On appeal, the Ninth Circuit largely affirmed Judge Winmill’s findings. The following are the key points of the Ninth Circuit’s decision:

  • The Ninth Circuit held that the trial court’s decision to limit the relevant geographic market to Nampa was appropriate. St. Luke’s vigorously disputed the trial court’s determination, arguing that the relevant geographic market should be expanded to include Boise, thus diluting its relevant market share. In rejecting St. Luke’s broader relevant geographic market definition, the trial court focused on whether a hypothetical monopolist could impose a “small but significant non-transitory increase in price” (SSNIP). The Ninth Circuit held that the trial court correctly focused on the likely response of insurers to a hypothetical demand by all primary care physicians in a particular market for a SSNIP. Importantly, health insurance representatives testified at trial that they could not successfully market a health plan without primary care physicians in Nampa. Additional evidence at trial showed that “consumers choose physicians on factors other than price.” The trial court therefore correctly held that patients choosing primary care physicians in Nampa would not change their behavior—i.e., seek care elsewhere—in the event of a small but significant increase in the price of that care.
  • The Ninth Circuit affirmed the trial court’s determination that the merged entity met presumptively anticompetitive market share levels. The market share numbers of the combined entity, as measured by the Herfindahl-Hirschman Index (HHI), were “well above the thresholds for a presumptively anticompetitive merger…” Specifically, Saltzer accounted for approximately half of the market and St.

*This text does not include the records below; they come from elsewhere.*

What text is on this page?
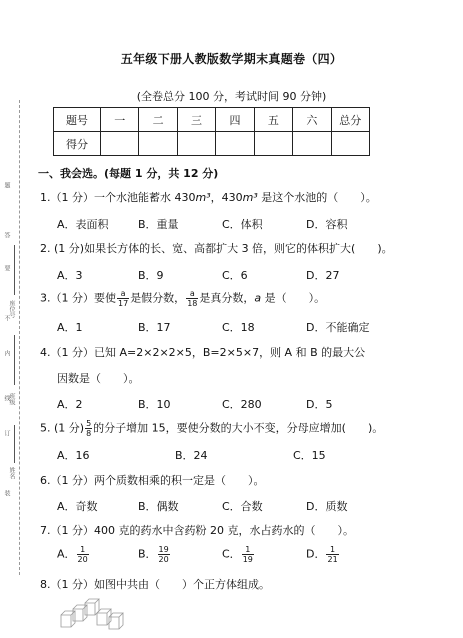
题
答
要
不
内
线
订
装
座位号
班级
姓名
五年级下册人教版数学期末真题卷（四）
(全卷总分 100 分，考试时间 90 分钟)
题号	一	二	三	四	五	六	总分
得分							
一、我会选。(每题 1 分，共 12 分)
1.（1 分）一个水池能蓄水 430m³，430m³ 是这个水池的（　　）。
A．表面积	B．重量	C．体积	D．容积
2. (1 分)如果长方体的长、宽、高都扩大 3 倍，则它的体积扩大(　　)。
A．3	B．9	C．6	D．27
3.（1 分）要使 $\frac{a}{17}$ 是假分数， $\frac{a}{18}$ 是真分数，a 是（　　）。
A．1	B．17	C．18	D．不能确定
4.（1 分）已知 A=2×2×2×5，B=2×5×7，则 A 和 B 的最大公
因数是（　　）。
A．2	B．10	C．280	D．5
5. (1 分) $\frac{5}{8}$ 的分子增加 15，要使分数的大小不变，分母应增加(　　)。
A．16	B．24	C．15
6.（1 分）两个质数相乘的积一定是（　　）。
A．奇数	B．偶数	C．合数	D．质数
7.（1 分）400 克的药水中含药粉 20 克，水占药水的（　　）。
A． $\frac{1}{20}$	B． $\frac{19}{20}$	C． $\frac{1}{19}$	D． $\frac{1}{21}$
8.（1 分）如图中共由（　　）个正方体组成。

Luke’s accounted for approximately a quarter of the market. Of note is the small size of the market at issue. Saltzer employed 16 adult primary care physicians in Nampa, St. Luke’s employed 8, and plaintiff Saint Alphonsus employed 9.
  • The Ninth Circuit agreed with the trial court that the combined entity would likely use its post-merger power to negotiate higher reimbursement rates from insurers for primary care physician services. Because St. Luke’s and Saltzer had been each other’s closest substitutes in Nampa, the acquisition limited the ability of insurers to negotiate with the merged entity. Of note is the pre-acquisition internal correspondence introduced as evidence at trial. For example, an email between St. Luke’s executives discussed “pressur[ing] payors for new directed agreements.” An exchange between Saltzer executives stated that “[i]f our negotiations w/Luke’s go to fruition,” the “the clout of the entire network” could be used to negotiate favorable terms with insurers. This should serve as a caution to parties to be cognizant of the potential impact of internal communications in the context of a deal.
  • The Ninth Circuit agreed with the trial court’s skepticism of St. Luke’s argument that an anti-competitive merger could be justified by potential efficiencies. Even accepting the finding that the acquisition would improve health care in the area, the Ninth Circuit found that the alleged efficiencies—aligning incentives of hospitals and physicians and getting all physicians on a common electronic health record—did not overcome a highly anti-competitive transaction.
  • Finally, the Ninth Circuit rejected St. Luke’s proposal that divestiture be dropped as a remedy in favor of ordering St. Luke’s and Saltzer to negotiate separately with health insurers.

The St. Luke’s case is a significant victory for the FTC and may serve to embolden it and private plaintiffs to challenge other health system acquisitions of physician practices.